1st - Na Wahine O Ke Kai, 42 mi, Oc6 Team Bradley (09/23/2012)
2nd - M2O, Ka’iwi Channel, 32 mi SOLO SUP (07/29/2012)
Triple Crown Overall Female Champion SUP:
1st – Triple Crown- 3rd leg: Pailolo Channel, Maui to Molokai 26 mi, SUP (07/14/2012)
1st – Triple Crown- 2nd leg: Ma'alaea to Kihei Boat ramp, 8 mi, SUP (07/08/2012)
1st – Triple Crown- first leg: Maliko to Kahului, 9.5 mi, SUP (07/01/2012)
1st - Naish International Paddle race, 9.5 mi, SUP (07/22/2012)
1st - Olukai Ho’olaule’a race, 8 mi, SUP (05/12/2012)
3rd - Olukai Ho’olaule’a race, 8 mi, OC 1 (05/13/2012)
1st - Paddle Imua race, 9.5 mi, SUP (05/05/2012)
1st - Quicksilver Waikiki Paddle Fest, long distance 10 mi, SUP (05/06/2012)
1st - Dukes Ocean Fest, 10 mi, SUP (08/25/2012)
1st - W2 Downwind - Brazil, 18 mi, SUP (10/13/2012)
During 2011:

- Solo: First place in the first leg of Maui Jim SUP Triple Crown - July 3/2011
- Solo: First place in the Olukai One-man (OC-1) Outrigger Canoe Race - May 15/2011

- Solo: First place in the Olukai SUP Race - 00:55:41 - May 14/2011

During 2010, she won 6 titles out of six races she entered.

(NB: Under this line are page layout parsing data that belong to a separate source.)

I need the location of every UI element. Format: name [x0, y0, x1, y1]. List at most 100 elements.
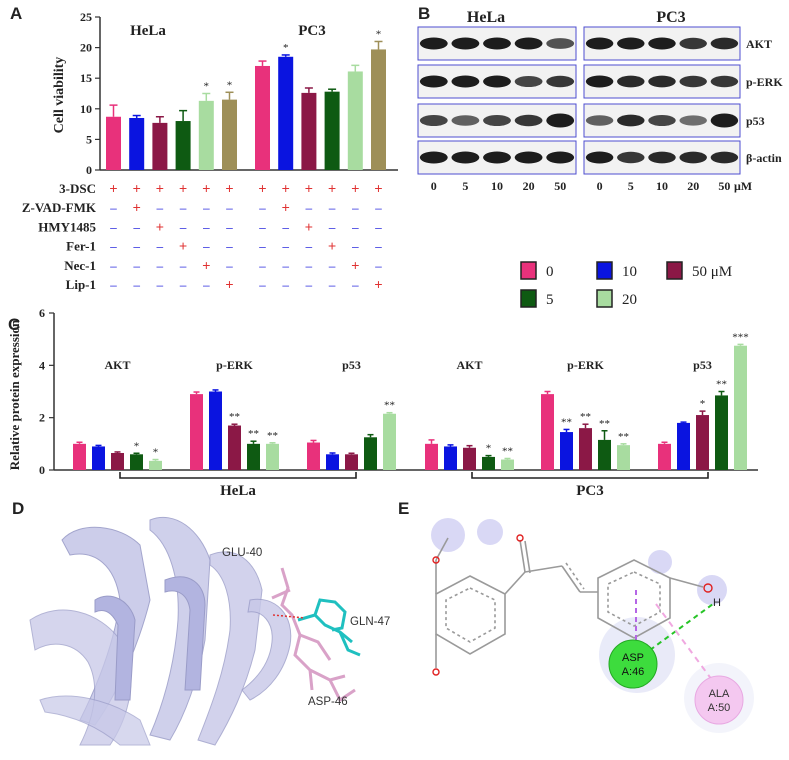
blot-band [585, 115, 614, 126]
panel-a-bar [301, 92, 317, 170]
panel-a-treatment-mark: – [110, 278, 117, 292]
panel-c-y-tick-label: 6 [39, 306, 45, 320]
panel-c-bracket [119, 472, 357, 479]
panel-a-treatment-mark: + [202, 180, 210, 196]
blot-band [617, 151, 645, 164]
panel-c-bar [92, 446, 105, 470]
residue-asp46-node [608, 639, 658, 689]
panel-b-dose-unit: μM [734, 179, 752, 193]
panel-a-significance: * [283, 42, 289, 54]
panel-c-y-tick-label: 2 [39, 411, 45, 425]
panel-c-bar [696, 415, 709, 470]
panel-a-treatment-mark: – [306, 240, 313, 254]
panel-c-significance: *** [732, 331, 749, 343]
panel-a-treatment-mark: – [110, 201, 117, 215]
panel-a-treatment-mark: + [225, 276, 233, 292]
panel-c-bar [326, 454, 339, 470]
panel-a-treatment-mark: – [259, 220, 266, 234]
panel-a-treatment-mark: – [306, 278, 313, 292]
blot-band [679, 37, 707, 50]
panel-c-y-axis-label: Relative protein expression [7, 319, 22, 470]
panel-a-bar [152, 122, 168, 170]
blot-band [451, 115, 480, 126]
panel-d-docking-structure: GLU-40 GLN-47 ASP-46 [29, 516, 390, 746]
blot-band [419, 151, 448, 164]
panel-a-treatment-name: 3-DSC [59, 181, 96, 196]
panel-a-treatment-mark: – [375, 220, 382, 234]
panel-c-bar [425, 443, 438, 470]
blot-band [483, 114, 511, 127]
panel-c-significance: * [134, 440, 140, 452]
blot-band [483, 151, 511, 164]
panel-c-bar [149, 460, 162, 470]
blot-band [514, 114, 543, 127]
panel-b-dose-label: 20 [687, 179, 699, 193]
panel-a-treatment-mark: – [157, 201, 164, 215]
legend-swatch [596, 289, 613, 308]
panel-c-bar [307, 442, 320, 470]
panel-a-treatment-mark: – [180, 259, 187, 273]
blot-band [679, 115, 707, 126]
panel-letter-d: D [12, 499, 24, 518]
panel-a-treatment-mark: – [157, 240, 164, 254]
panel-c-protein-label: p-ERK [567, 358, 604, 372]
panel-a-treatment-name: HMY1485 [38, 219, 96, 234]
blot-band [514, 151, 543, 164]
panel-a-treatment-mark: – [329, 259, 336, 273]
panel-a-treatment-mark: – [329, 220, 336, 234]
panel-b-dose-label: 10 [491, 179, 503, 193]
panel-a-treatment-mark: – [226, 220, 233, 234]
panel-c-bar [383, 413, 396, 470]
panel-a-y-tick-label: 20 [80, 41, 92, 55]
legend-label: 0 [546, 264, 554, 280]
panel-a-treatment-mark: – [282, 240, 289, 254]
panel-a-treatment-mark: + [258, 180, 266, 196]
panel-a-y-tick-label: 15 [80, 71, 92, 85]
blot-band [648, 37, 676, 50]
panel-c-significance: ** [267, 430, 278, 442]
panel-a-y-tick-label: 25 [80, 10, 92, 24]
blot-band [514, 37, 543, 50]
panel-a-treatment-mark: + [351, 257, 359, 273]
blot-band [546, 113, 575, 128]
panel-a-treatment-mark: – [157, 278, 164, 292]
panel-b-dose-label: 5 [462, 179, 468, 193]
blot-band [617, 75, 645, 88]
panel-c-significance: ** [580, 411, 591, 423]
panel-a-treatment-mark: – [157, 259, 164, 273]
panel-a-treatment-mark: – [306, 201, 313, 215]
panel-a-y-tick-label: 5 [86, 132, 92, 146]
residue-ala50-chain: A:50 [708, 702, 731, 714]
panel-c-bracket [471, 472, 709, 479]
panel-a-treatment-mark: – [110, 220, 117, 234]
legend-swatch [520, 261, 537, 280]
panel-c-significance: * [700, 398, 706, 410]
residue-label-gln47: GLN-47 [350, 616, 390, 628]
panel-c-bar [463, 447, 476, 470]
panel-a-y-tick-label: 0 [86, 163, 92, 177]
panel-c-bar [658, 443, 671, 470]
panel-a-bar [255, 65, 270, 170]
blot-band [585, 75, 614, 88]
panel-a-treatment-mark: + [133, 180, 141, 196]
blot-band [419, 75, 448, 88]
panel-a-treatment-mark: – [352, 220, 359, 234]
panel-c-bar [482, 456, 495, 470]
panel-a-bar [324, 91, 340, 170]
panel-a-treatment-mark: – [352, 240, 359, 254]
panel-a-treatment-mark: – [352, 278, 359, 292]
panel-c-bar [541, 394, 554, 470]
panel-c-bar [501, 459, 514, 470]
residue-asp46-name: ASP [622, 652, 644, 664]
panel-c-bar [579, 428, 592, 470]
blot-band [617, 37, 645, 50]
panel-a-treatment-name: Lip-1 [66, 277, 96, 292]
blot-band [710, 151, 739, 164]
legend-swatch [520, 289, 537, 308]
panel-a-treatment-mark: – [282, 278, 289, 292]
hydrogen-atom-label: H [713, 597, 721, 609]
blot-band [679, 75, 707, 88]
blot-band [617, 114, 645, 127]
panel-c-significance: ** [716, 379, 727, 391]
panel-c-bar [190, 394, 203, 470]
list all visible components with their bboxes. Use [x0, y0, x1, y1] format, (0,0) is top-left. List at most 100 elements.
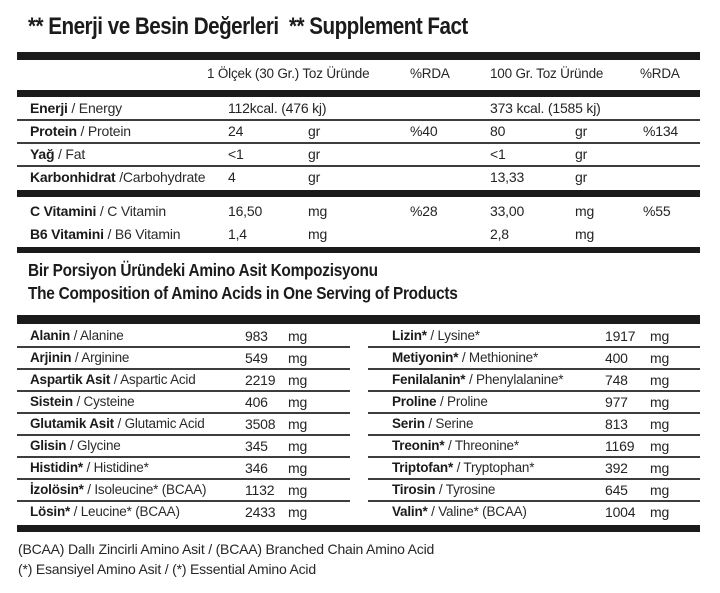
amino-section-title-en: The Composition of Amino Acids in One Se… — [28, 283, 458, 303]
vitamin-row-name-en: / C Vitamin — [99, 203, 166, 219]
amino-name-en: / Leucine* (BCAA) — [73, 504, 180, 519]
amino-name: Glutamik Asit / Glutamic Acid — [17, 414, 245, 434]
amino-row: Serin / Serine 813 mg — [368, 414, 700, 436]
amino-value: 346 — [245, 460, 268, 476]
nutrient-table: Enerji / Energy 112kcal. (476 kj) 373 kcal… — [17, 98, 700, 190]
amino-name: Fenilalanin* / Phenylalanine* — [368, 370, 605, 390]
amino-name: Metiyonin* / Methionine* — [368, 348, 605, 368]
amino-name-en: / Serine — [428, 416, 474, 431]
amino-name-tr: Sistein — [30, 394, 73, 409]
nutrient-row-value-100g: 373 kcal. (1585 kj) — [490, 100, 601, 116]
nutrient-row-name-tr: Enerji — [30, 100, 68, 116]
nutrient-row-value-30g: <1 — [228, 146, 244, 162]
vitamin-row-value-100g: 2,8 — [490, 226, 509, 242]
nutrient-row-rda-30g — [407, 98, 490, 119]
amino-row: Triptofan* / Tryptophan* 392 mg — [368, 458, 700, 480]
amino-unit: mg — [288, 394, 308, 410]
amino-name-en: / Aspartic Acid — [113, 372, 196, 387]
amino-unit: mg — [650, 328, 670, 344]
nutrient-row-unit-100g: gr — [575, 146, 588, 162]
vitamin-row-unit-30g: mg — [308, 226, 328, 242]
amino-unit: mg — [288, 416, 308, 432]
header-serving-100g: 100 Gr. Toz Üründe — [490, 66, 604, 81]
amino-name-en: / Lysine* — [430, 328, 480, 343]
amino-name-tr: Treonin* — [392, 438, 445, 453]
amino-row: Valin* / Valine* (BCAA) 1004 mg — [368, 502, 700, 524]
amino-name-tr: Valin* — [392, 504, 428, 519]
vitamin-row-value-30g: 16,50 — [228, 203, 263, 219]
nutrient-row-rda-30g — [407, 167, 490, 190]
amino-value: 983 — [245, 328, 268, 344]
nutrient-row-rda-100g — [640, 144, 700, 165]
nutrient-row-unit-30g: gr — [308, 123, 321, 139]
amino-name-tr: Glutamik Asit — [30, 416, 114, 431]
nutrient-row-value-100g: 13,33 — [490, 169, 525, 185]
amino-name-tr: Arjinin — [30, 350, 72, 365]
amino-row: Fenilalanin* / Phenylalanine* 748 mg — [368, 370, 700, 392]
amino-row: Tirosin / Tyrosine 645 mg — [368, 480, 700, 502]
amino-unit: mg — [650, 504, 670, 520]
amino-value: 977 — [605, 394, 628, 410]
divider-bar — [17, 52, 700, 60]
amino-name-tr: Proline — [392, 394, 437, 409]
nutrient-row-name-en: / Protein — [80, 123, 132, 139]
nutrient-row: Protein / Protein 24 gr %40 80 gr %134 — [17, 121, 700, 144]
amino-value: 400 — [605, 350, 628, 366]
nutrient-row-value-30g: 112kcal. (476 kj) — [228, 100, 327, 116]
divider-bar — [17, 525, 700, 532]
nutrient-row-name-tr: Protein — [30, 123, 77, 139]
nutrient-row-name-tr: Karbonhidrat — [30, 169, 116, 185]
nutrient-row-value-30g: 4 — [228, 169, 236, 185]
nutrient-row-name: Enerji / Energy — [17, 98, 228, 119]
nutrient-row-name-tr: Yağ — [30, 146, 55, 162]
amino-row: Arjinin / Arginine 549 mg — [17, 348, 350, 370]
amino-name: Triptofan* / Tryptophan* — [368, 458, 605, 478]
amino-name-en: / Tyrosine — [438, 482, 496, 497]
vitamin-table: C Vitamini / C Vitamin 16,50 mg %28 33,00 mg%… — [17, 199, 700, 247]
amino-name: İzolösin* / Isoleucine* (BCAA) — [17, 480, 245, 500]
amino-value: 1132 — [245, 482, 275, 498]
amino-unit: mg — [288, 438, 308, 454]
vitamin-row: C Vitamini / C Vitamin 16,50 mg %28 33,00 mg%… — [17, 201, 700, 224]
nutrient-row-rda-100g — [640, 167, 700, 190]
amino-row: Treonin* / Threonine* 1169 mg — [368, 436, 700, 458]
amino-row: Metiyonin* / Methionine* 400 mg — [368, 348, 700, 370]
amino-name-tr: Fenilalanin* — [392, 372, 466, 387]
amino-name-en: / Valine* (BCAA) — [431, 504, 527, 519]
amino-name: Arjinin / Arginine — [17, 348, 245, 368]
amino-row: Lizin* / Lysine* 1917 mg — [368, 326, 700, 348]
header-serving-30g: 1 Ölçek (30 Gr.) Toz Üründe — [207, 66, 370, 81]
vitamin-row-unit-100g: mg — [575, 226, 595, 242]
amino-unit: mg — [650, 416, 670, 432]
amino-name-tr: Glisin — [30, 438, 67, 453]
amino-unit: mg — [650, 394, 670, 410]
nutrient-row-rda-30g — [407, 144, 490, 165]
amino-unit: mg — [650, 460, 670, 476]
amino-name: Aspartik Asit / Aspartic Acid — [17, 370, 245, 390]
nutrient-row-name: Protein / Protein — [17, 121, 228, 142]
header-rda-100g: %RDA — [640, 66, 680, 81]
vitamin-row-unit-100g: mg — [575, 203, 595, 219]
amino-row: Alanin / Alanine 983 mg — [17, 326, 350, 348]
amino-unit: mg — [288, 504, 308, 520]
amino-name: Lösin* / Leucine* (BCAA) — [17, 502, 245, 524]
amino-row: Histidin* / Histidine* 346 mg — [17, 458, 350, 480]
nutrient-row-unit-100g: gr — [575, 169, 588, 185]
amino-name-en: / Tryptophan* — [456, 460, 535, 475]
amino-value: 2433 — [245, 504, 276, 520]
amino-name-en: / Threonine* — [447, 438, 519, 453]
amino-row: Glisin / Glycine 345 mg — [17, 436, 350, 458]
amino-name-en: / Glutamic Acid — [117, 416, 205, 431]
divider-bar — [17, 315, 700, 324]
amino-row: Glutamik Asit / Glutamic Acid 3508 mg — [17, 414, 350, 436]
nutrient-row-unit-100g: gr — [575, 123, 588, 139]
vitamin-row-name-tr: B6 Vitamini — [30, 226, 104, 242]
amino-row: Lösin* / Leucine* (BCAA) 2433 mg — [17, 502, 350, 524]
amino-name-tr: Lösin* — [30, 504, 71, 519]
amino-name-en: / Cysteine — [76, 394, 135, 409]
amino-unit: mg — [650, 438, 670, 454]
amino-name: Glisin / Glycine — [17, 436, 245, 456]
header-rda-30g: %RDA — [410, 66, 450, 81]
amino-name: Proline / Proline — [368, 392, 605, 412]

Five solo races and one team race:

- Solo: First place in the Battle of the Paddle Race, June 13/2011

- Solo: First place in the 5th Maui Annual Paddle Board Race - 1:22:11 - July 18/2010

- Solo: First place in the Molokai to Oahu Paddle Board Race - 6h even - July 25/2010

- Solo: First place in the Olukai One-man Outrigger Canoe Race - 00:53:25.6 - May 26/2010

- Solo: First place in the Olukai SUP Race - 00:57:50.6 - May 26/2010

- Team Bradley: First place in the Na Wahine O Ke Kai, International Molokai to Oahu Six-man Outrigger canoe Race - 5:54:13 - Sep 26th/2010

==Equipment==
She uses Quickblade paddles, SIC Stand Up Board and Kai Waa OC-1.

==Sponsors==
- 2010 received support from Maui Jim, Dakine and Maui Surf Girls,
- 2011 receiving support from Maui Jim, SIC and Planet Sun.
- 2012 receiving support from Maui Jim, QUICK BLADE, SIC and Planet Sun.
- 2013 receiving support from Maui Jim, QUICK BLADE, SIC and Planet Sun.

==Films==
“ Wave Chasers “
Travel Channel documentary by Warren Miller Production- Featuring two teams of wave chasers: Garett Macnamara & Kealii Mamala Andrea Möller & Maria Souza.

“ Extreme Moms “
Documentary by Rebel Media - Featuring the first female team to tow surf massive waves like Peahi. Andrea Möller and Maria Souza: two mothers following the water woman dream.

“ Osso Duro “
National TV Show by Multishow– Brazil
Featuring six elite Brazilian athletes making a reality type show, challenging the tidal bore wave Pororoca in Amazon, Manaus, Brazil.

“ A Vida La Fora “
National TV Show by Multishow– Brazil Featuring Andrea's lifestyle on Maui.